Hemolytic titre assay
The haemolytic titre of the L. monocytogenes isolates were measured as per the protocol described by Young et al. (1986). The hemolytic units were expressed as the reciprocal of highest dilution of toxin that is required to lyse 50% of erythrocytes compared to lysis obtained by distilled water.

PI-PLC Activity on ALOA Medium
ALOA medium (Hi-media Labs, Mumbai, India) was prepared as per manufacturer’s instructions. On this medium all the Listeria spp. formed bluish green colonies due to the presence of a chromogenic compound X-glucosidase which detects β-glucosidase present in all Listeria spp. Pathogenic Listeria spp., can be distinguished from other Listeria spp. through the production of PI-PLC, which is detected by a substrate in the medium to form opaque halos around the colonies.

Multiplex PCR (mPCR) Targeting Virulence Associated Genes
The primers used for the multiplex PCR targeting virulence associated genes were procured from Sigma-Aldrich, USA. The details of primers are presented in Table 3. The chemical used in PCR master mix were procured from 3B Black Bio, Spain. The mPCR targeting virulence associated genes (prfA, plcA, hly, actA) was performed as per the method described by Rawool et al., (2007) with suitable modifications. In brief, the multiplex PCR assay was standardized in two sets, each set was performed in a 25µl reaction volume; containing 2.5µl of 10X PCR buffer (100mM Tris-HCl buffer, pH 8.3 containing 500 mM KCl, 15 mM MgCl2 and 0.01% gelatin), 3µl of 10 mM dNTP mix (a final concentration of 1 mM), 3µl of 25 mM MgCl¬2 (final concentration 7.5 mM) and 30µM of three primer sets (set 1: plcA, actA and hly and Set 2: prfA, actA, hly) @ 10 µM of each primer set, 3 units of Taq DNA polymerase (3B Black Bio, Spain), a single colony of Listeria as DNA template and sterilized nuclease free water to make up the reaction volume. The reaction was performed in Mastercycler Pro Thermocycler (Eppendorf, Germany). The cycling conditions for PCR included an initial denaturation at 95°C for 5 minutes followed by 35 cycles each of 15 seconds denaturation at 95°C, annealing at 60°C for 30 seconds and extension at 72°C for 1 minute 30 second, followed by a final extension of 10 minutes at 72°C and hold at 4°C. The resultant PCR products (10 µl) were analysed by submarine gel electrophoresis, using 1.5% agarose gel stained with ethidium bromide (0.5μg/ml) and visualized and documented by UV Gel documentation system (UVP Gel Seq Software, England).

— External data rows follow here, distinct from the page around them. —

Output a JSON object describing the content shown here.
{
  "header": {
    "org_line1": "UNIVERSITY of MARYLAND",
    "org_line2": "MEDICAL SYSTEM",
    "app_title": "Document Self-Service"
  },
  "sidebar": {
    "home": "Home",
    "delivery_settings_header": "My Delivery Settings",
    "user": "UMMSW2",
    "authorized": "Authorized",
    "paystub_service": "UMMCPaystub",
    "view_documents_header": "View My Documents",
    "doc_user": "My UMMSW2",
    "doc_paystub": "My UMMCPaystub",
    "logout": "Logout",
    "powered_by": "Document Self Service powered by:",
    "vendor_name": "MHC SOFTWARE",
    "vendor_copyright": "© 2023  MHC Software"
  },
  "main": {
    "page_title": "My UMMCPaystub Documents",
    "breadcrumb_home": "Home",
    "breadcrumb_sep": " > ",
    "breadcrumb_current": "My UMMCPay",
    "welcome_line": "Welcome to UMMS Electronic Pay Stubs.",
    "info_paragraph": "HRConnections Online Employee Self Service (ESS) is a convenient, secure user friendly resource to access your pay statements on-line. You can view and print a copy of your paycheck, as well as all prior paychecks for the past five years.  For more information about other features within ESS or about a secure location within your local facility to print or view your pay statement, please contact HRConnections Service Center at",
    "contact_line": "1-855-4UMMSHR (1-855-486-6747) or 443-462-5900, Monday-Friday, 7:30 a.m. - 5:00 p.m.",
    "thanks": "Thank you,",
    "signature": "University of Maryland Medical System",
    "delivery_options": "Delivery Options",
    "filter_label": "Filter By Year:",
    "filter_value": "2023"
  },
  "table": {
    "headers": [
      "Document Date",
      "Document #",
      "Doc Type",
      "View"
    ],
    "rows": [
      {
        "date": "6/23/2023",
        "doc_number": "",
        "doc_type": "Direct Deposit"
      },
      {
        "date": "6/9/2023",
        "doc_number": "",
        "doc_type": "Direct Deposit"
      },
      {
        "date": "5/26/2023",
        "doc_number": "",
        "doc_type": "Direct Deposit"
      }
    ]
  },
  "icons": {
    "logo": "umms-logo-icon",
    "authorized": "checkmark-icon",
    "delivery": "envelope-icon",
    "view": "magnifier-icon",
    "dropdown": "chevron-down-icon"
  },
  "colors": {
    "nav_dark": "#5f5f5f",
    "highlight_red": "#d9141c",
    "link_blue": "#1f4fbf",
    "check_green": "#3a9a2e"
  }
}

InVivo Chick Embryo Inoculation Test
The pathogenicity of the reference strains as well as the test isolates of Listeria monocytogenes was assessed by chick embryo inoculation test as per the method described by Notermans et al. (1991a). The isolates causing embryo mortality after 24 h of inoculation up till 5 days were considered to be pathogenic.

Multiplex Serotyping PCR
The multiplex serotyping PCR was performed for serogroup identification as per the protocol described by Doumith et al. (2004). The multiplex serotyping PCR divides L. monocytogenes strains into four distinct serogroup: 1/2a, 1/2c, 3a, 3c; 1/2c, 3c; 1/2b, 3b, 4b, 4d, 4e and 4b, 4d, 4e. The primers used for multiplex PCR serotyping were synthesized from Eurofins Genomics (Bengaluru, India).

RESULTS

On microbiological analysis of 315 diarrhoeal stool samples (165 human infants and 150 young animals), 80 human and 76 animal faecal swabs revealed typical colonies with aesculin hydrolysis on PALCAM agar plates. Further, on morphological and biochemical characterization, 4 L. monocytogenes isolates were identified. Of the four L. monocytogenes isolates, two were isolated from human faecal swabs and two from porcine faecal swabs. The overall isolation rate of L. monocytogenes in human infants and young animals was found to be 1.2% and 1.3% respectively. None of the samples from bovine, caprine, canine and felines were found positive for L. monocytogenes.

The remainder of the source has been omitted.